COP 28: Müzakereler iklim değişikliğinin hızına yetişemiyor

Birleşmiş Milletler İklim Değişikliği Çerçeve Anlaşması’nın 28’inci Taraflar Konferansı (COP 28) Dubai’de yapıldı. Her yıl sonunda düzenlenen, kısaca iklim konferansı dediğimiz bu toplantılar, bir yıl süren müzakerelerin üst düzey katılımla somut hedeflere dönüştürüldüğü bir buluşma aslında. Hükümetlerin yanı sıra sivil toplum örgütleri ve iş dünyası da COP toplantılarına ve müzakerelere (belli sınırlamalar dahilinde) katılabiliyor. 

Dubai’de ne oldu?

Gezegenin geleceğini güvence altına almaya çalışan COP 28 toplantısı, önceki konferanslar gibi büyük umutlarla başladı ve hayal kırıklığıyla sona erdi. Toplantı öncesi en büyük beklentilerden biri, iklim krizine yol açan petrol, kömür ve gaz gibi fosil yakıtların kullanımının sonlandırılmasına dair net bir kararın çıkmasıydı. Paris Anlaşması’nın küresel yüzey sıcaklığını 1,5 derecenin; olmazsa 2 derecenin altında tutma hedefini gözden geçiren ve atılacak adımları belirleyen Küresel Durum Değerlendirmesi (Global Stocktake) metni, bu kararın yer almasını beklediğimiz belgeydi. Metinde sadece “fosil yakıtlardan uzaklaşma” çağrısı yapılabildi. 28 yıldır süren toplantılarda, fosil yakıtlardan vazgeçme konusunda daha somut bir adımın atılamaması, müzakerelerin ne kadar ağır ilerlediğini bir kez daha gösterdi. 

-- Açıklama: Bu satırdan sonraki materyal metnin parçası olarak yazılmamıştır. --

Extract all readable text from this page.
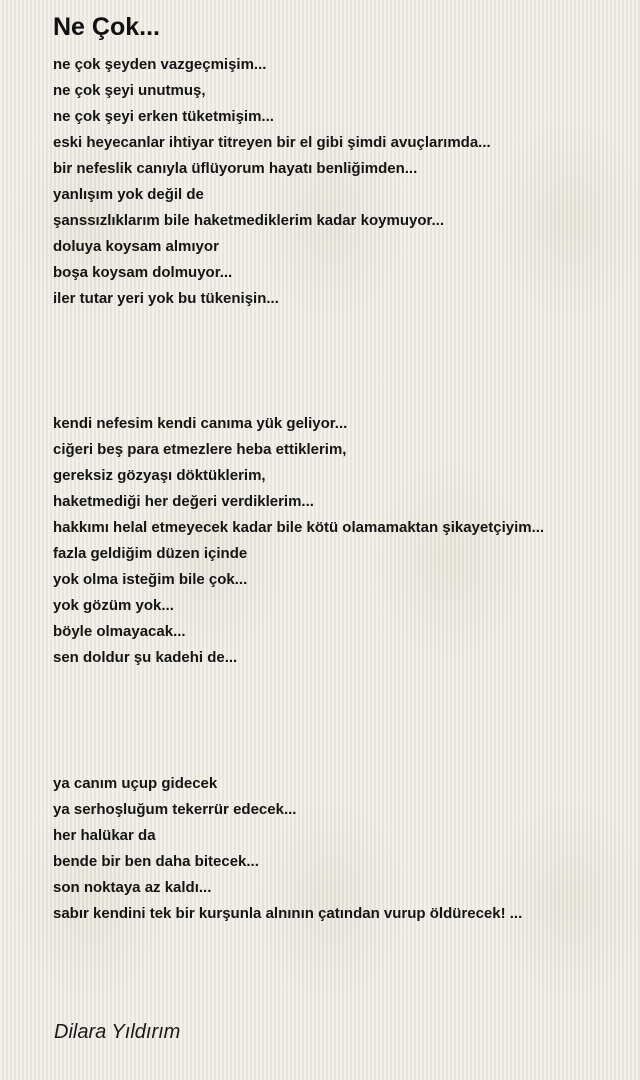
Ne Çok...
ne çok şeyden vazgeçmişim...
ne çok şeyi unutmuş,
ne çok şeyi erken tüketmişim...
eski heyecanlar ihtiyar titreyen bir el gibi şimdi avuçlarımda...
bir nefeslik canıyla üflüyorum hayatı benliğimden...
yanlışım yok değil de
şanssızlıklarım bile haketmediklerim kadar koymuyor...
doluya koysam almıyor
boşa koysam dolmuyor...
iler tutar yeri yok bu tükenişin...
kendi nefesim kendi canıma yük geliyor...
ciğeri beş para etmezlere heba ettiklerim,
gereksiz gözyaşı döktüklerim,
haketmediği her değeri verdiklerim...
hakkımı helal etmeyecek kadar bile kötü olamamaktan şikayetçiyim...
fazla geldiğim düzen içinde
yok olma isteğim bile çok...
yok gözüm yok...
böyle olmayacak...
sen doldur şu kadehi de...
ya canım uçup gidecek
ya serhoşluğum tekerrür edecek...
her halükar da
bende bir ben daha bitecek...
son noktaya az kaldı...
sabır kendini tek bir kurşunla alnının çatından vurup öldürecek! ...

Dilara Yıldırım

Bilimsel veriler net bir şekilde fosil yakıtları kullanmaktan vazgeçmemiz gerektiğini söylüyor. Kyoto Protokolü başta olmak üzere, seragazı emisyonlarının azaltılması konusunda alınan kararlar var ve bu emisyonların ana kaynağının fosil yakıtlar olduğu biliniyor. Ekosfer, 28’inci COP toplantısında tarih, yaptırım ve kesinlik içermeyen bir fosil yakıtlardan vazgeçme çağrısı içeren bu sonucu yetersiz buluyor. 

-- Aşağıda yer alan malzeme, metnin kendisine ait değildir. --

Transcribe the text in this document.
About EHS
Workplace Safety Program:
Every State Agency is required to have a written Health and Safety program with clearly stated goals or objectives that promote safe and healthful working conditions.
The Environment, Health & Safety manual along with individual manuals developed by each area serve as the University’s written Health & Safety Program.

COP 28’deki resmi görüşmelerde alınan diğer kararlardan bazıları da şöyle:

  • Etkisi azaltılmamış (karbon tutma ve gömme işleminden geçmemiş) kömür kullanımının kademeli olarak azaltılması çabalarının hızlandırılması.
  • 2030’a kadar küresel yenilenebilir enerji kapasitesinin üç katına çıkarılması ve enerji verimliliğindeki iyileştirmenin yıllık ortalamasının iki katına çıkarılması.
  • Sıfır ve düşük karbonlu yakıtların kullanımını 2050 ve öncesinde hayata geçirerek, küresel net sıfır emisyon hedefine ulaşma çabalarının hızlandırılması.

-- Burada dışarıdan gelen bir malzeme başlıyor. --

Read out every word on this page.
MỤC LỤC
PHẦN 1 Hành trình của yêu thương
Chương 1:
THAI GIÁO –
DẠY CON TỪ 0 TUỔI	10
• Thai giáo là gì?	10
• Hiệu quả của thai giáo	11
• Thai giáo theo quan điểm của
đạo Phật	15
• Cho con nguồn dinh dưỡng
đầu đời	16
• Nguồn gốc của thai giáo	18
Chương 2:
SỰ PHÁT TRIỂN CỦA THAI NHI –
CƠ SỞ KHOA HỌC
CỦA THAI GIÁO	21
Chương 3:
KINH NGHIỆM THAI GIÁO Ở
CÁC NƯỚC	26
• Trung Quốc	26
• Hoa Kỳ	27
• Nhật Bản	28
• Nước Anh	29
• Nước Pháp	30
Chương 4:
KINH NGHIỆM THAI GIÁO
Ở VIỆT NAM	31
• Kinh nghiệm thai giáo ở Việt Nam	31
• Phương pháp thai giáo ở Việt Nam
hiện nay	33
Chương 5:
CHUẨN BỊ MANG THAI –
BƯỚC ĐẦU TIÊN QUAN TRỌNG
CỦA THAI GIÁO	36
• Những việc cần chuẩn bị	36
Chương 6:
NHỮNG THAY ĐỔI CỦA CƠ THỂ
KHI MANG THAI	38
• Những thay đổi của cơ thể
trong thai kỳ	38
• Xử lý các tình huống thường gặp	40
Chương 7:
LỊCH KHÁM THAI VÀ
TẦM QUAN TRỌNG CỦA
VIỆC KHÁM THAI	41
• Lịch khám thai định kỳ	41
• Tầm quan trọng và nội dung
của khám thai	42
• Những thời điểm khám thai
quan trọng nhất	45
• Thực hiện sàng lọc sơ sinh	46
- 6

Bu kararların çoğunun Küresel Durum Değerlendirmesi metninde tavsiye niteliği taşıyan fiillerle yazıldığını hatırlatalım. 

Hedefimizi hatırlayalım

Bilimin ne yapmamız konusunda ne kadar net olduğunu rakamlarla da hatırlatalım. COP 28 başlamadan önce, Birleşmiş Milletler Hükümetlerarası İklim Değişikliği Paneli’nin 14 Kasım 2023 tarihinde açıkladığı gibi, küresel seragazı emisyonlarını 2030 yılına kadar, 2019 seviyesinin yüzde 43 oranında aşağısına çekmemiz gerekiyor. Bunu yapmazsak, sıcaklık artışını 1,5 derecenin altında tutma şansımızı kaybedebiliriz. Önümüzde yedi yıl ve erişmesi zor bir hedef var. Teknik açıdan mümkün ancak mevcut politik kararlar, başta kömür olmak üzere fosil yakıtlardan vazgeçilmenin gecikmesi bizi bilimin işaret ettiği yoldan çıkarıyor.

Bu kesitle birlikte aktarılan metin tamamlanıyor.